REPUBLIKA.CO.ID,JAKARTA -- Mantan kuasa hukum Susno Duadji, Johnny Situwanda, kembali tidak menghadiri pemanggilan tim independen Polri sebagai tersangka. Jika dalam waktu seminggu Johny tidak menghadiri pemanggilan, maka Polri akan melakukan penangkapan terhadap pengacara tersebut.
Wakadiv Humas Polri, Brigjen Pol Zainuri Lubis, mengatakan ketidakhadiran Jhony termasuk hal yang memberatkan dalam proses penyidikan. "(Ketidakhadiran) akan mempersulitkan penyidik dan menyulitkan diri sendiri,"ungkap Zainuri kepada wartawan di Jakarta, Senin (31/5).
Johnny sendiri dipanggil menjadi tersangka berdasarkan surat panggilan bernomor : S.Pgl/V/2010/Dit.III/Tipikor& WCC tertanggal 26 Mei 2010 dari tim independen Bareskrim Mabes Polri.
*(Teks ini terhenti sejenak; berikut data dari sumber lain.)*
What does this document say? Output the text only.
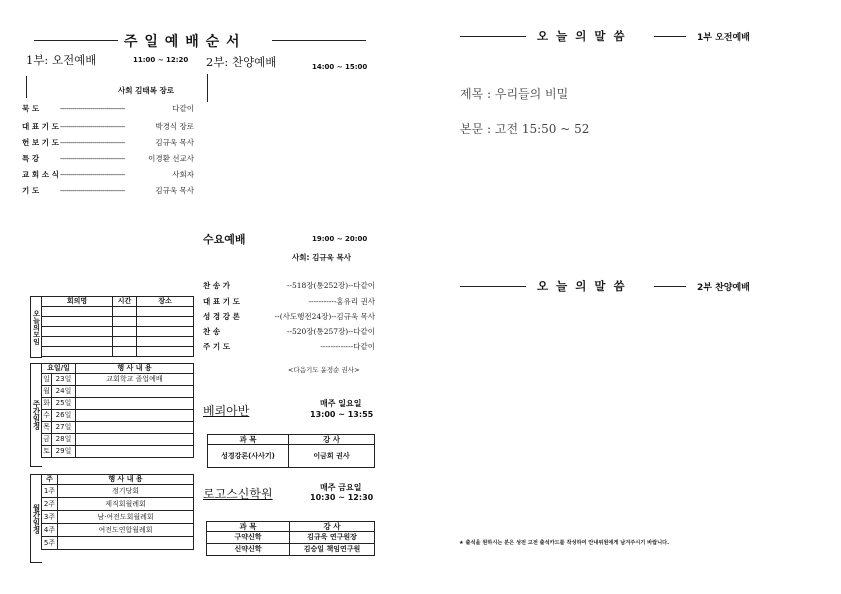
주 일 예 배 순 서
1부: 오전예배	11:00 ~ 12:20 2부: 찬양예배	14:00 ~ 15:00
사회 김태복 장로
묵 도	--------------------------------	다같이
대 표 기 도 --------------------------------	박경식 장로
헌 보 기 도 --------------------------------	김규욱 목사
특 강	--------------------------------	이경환 선교사
교 회 소 식 --------------------------------	사회자
기 도	--------------------------------	김규욱 목사
오늘의모임
회의명	시간	장소

주간일정
요일/일		행 사 내 용
일	23일	교회학교 졸업예배
월	24일	
화	25일	
수	26일	
목	27일	
금	28일	
토	29일	
월간일정
주	행 사 내 용
1주	정기당회
2주	제직회월례회
3주	남·여전도회월례회
4주	여전도연합월례회
5주	
수요예배	19:00 ~ 20:00
사회: 김규욱 목사
찬 송 가	--518장(통252장)--다같이
대 표 기 도	-----------홍유리 권사
성 경 강 론	--(사도행전24장)--김규욱 목사
찬 송	--520장(통257장)--다같이
주 기 도	-------------다같이
<다음기도 윤정순 권사>
베뢰아반
매주 일요일
13:00 ~ 13:55
과 목	강 사
성경강론(사사기)	이금희 권사
로고스신학원	매주 금요일
10:30 ~ 12:30
과 목	강 사
구약신학	김규욱 연구원장
신약신학	김승일 책임연구원
오 늘 의 말 씀	1부 오전예배
제목 : 우리들의 비밀
본문 : 고전 15:50 ~ 52
오 늘 의 말 씀	2부 찬양예배
★ 출석을 원하시는 분은 성전 고전 출석카드를 작성하여 안내위원에게 남겨주시기 바랍니다.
Sebelumnya, Johnny telah dipanggil oleh penyidik pada (19/5) dan (24/5) sebagai saksi atas kasus gratifikasi. Namun Jhonny tidak datang dalam dua jadwal pemeriksaan tersebut dengan alasan sedang melakukan tugasnya sebagai advokat.
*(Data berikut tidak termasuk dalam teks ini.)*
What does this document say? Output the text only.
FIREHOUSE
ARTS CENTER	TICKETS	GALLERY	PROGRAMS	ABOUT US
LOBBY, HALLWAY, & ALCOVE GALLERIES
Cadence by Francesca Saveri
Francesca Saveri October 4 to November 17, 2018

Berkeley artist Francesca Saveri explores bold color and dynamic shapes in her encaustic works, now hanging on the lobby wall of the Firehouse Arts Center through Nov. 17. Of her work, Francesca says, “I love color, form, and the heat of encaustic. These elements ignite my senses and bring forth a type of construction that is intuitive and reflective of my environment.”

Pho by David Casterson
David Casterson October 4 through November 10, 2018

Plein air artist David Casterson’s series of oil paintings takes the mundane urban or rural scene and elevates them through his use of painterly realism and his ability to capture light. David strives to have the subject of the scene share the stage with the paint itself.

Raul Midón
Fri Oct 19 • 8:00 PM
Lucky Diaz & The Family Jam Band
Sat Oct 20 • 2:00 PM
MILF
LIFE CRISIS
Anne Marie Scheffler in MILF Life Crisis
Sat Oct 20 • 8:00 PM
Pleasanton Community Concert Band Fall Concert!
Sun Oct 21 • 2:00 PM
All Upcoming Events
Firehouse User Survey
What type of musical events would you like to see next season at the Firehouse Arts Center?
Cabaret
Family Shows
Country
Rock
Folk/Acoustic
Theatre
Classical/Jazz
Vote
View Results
Sementara, atas pemanggilan Johnny sebagai tersangka pada hari ini berkaitan dengan Kasus sengketa antar-investor pembangunan kawasan wisata terpadu yang berbatasan dengan Observatorium Bosscha, Lembang.
Dalam kasus tersebut, PT Baru Adjak (PT.BA) menggugat mitra usahanya, PT. Bintang Mentari Perkasa (PT.BMP) karena merasa telah dirugikan atas kepemilikan lahan seluas 64 hektar pada 2008 lalu.
Susno Duadji, yang saat itu menjadi Kapolda Jawa Barat, disebut-sebut menerima aliran dana dari Jhony Situwanda yang ketika itu menjadi kuasa hukum PT. BMP untuk menghentikan kasus itu. Belakangan diketahui terdapat laporan PPATK yang merekam jejak aliran dana dari Jhony terhadap Susno Duadji.
Kuasa hukum JS, Sutedja Sugiyanto, mengaku kliennya akan hadir dalam kurun waktu bulan Juni ini. "Klien kami akan hadir dan menghadap pada kesempatan pertama setelah berada di Indonesia,"ungkapnya kepada wartawan, di Jakarta, Senin (31/5).
Kuasa hukum lainnya, Sugianto Sulaiman, menyesalkan beredarnya Laporan Hasil Analisis (LHA) atas nama Jhony Situwanda. Menurutnya, beredarnya LHA tersebut melanggar Pasal 42 UU RI Tahun 1998 tentang Perubahan atas UU No.7 Tahun 1992 tentang Perbankan Jo Pasal 6 Peraturan Bank Indonesia No.2/19/PB/2000.
Dalam Beleid tersebut, ungkap Sugianto, LHA PPATK hanya dapat diungkap kepada tersangka, terdakwa atau terlapor karena sifatnya merupakan rahasia. "Bagi siapa saja yang membocorkan laporan tersebut maka orang yang bersangkutan dapat dituntut secara pidana,"ujarnya.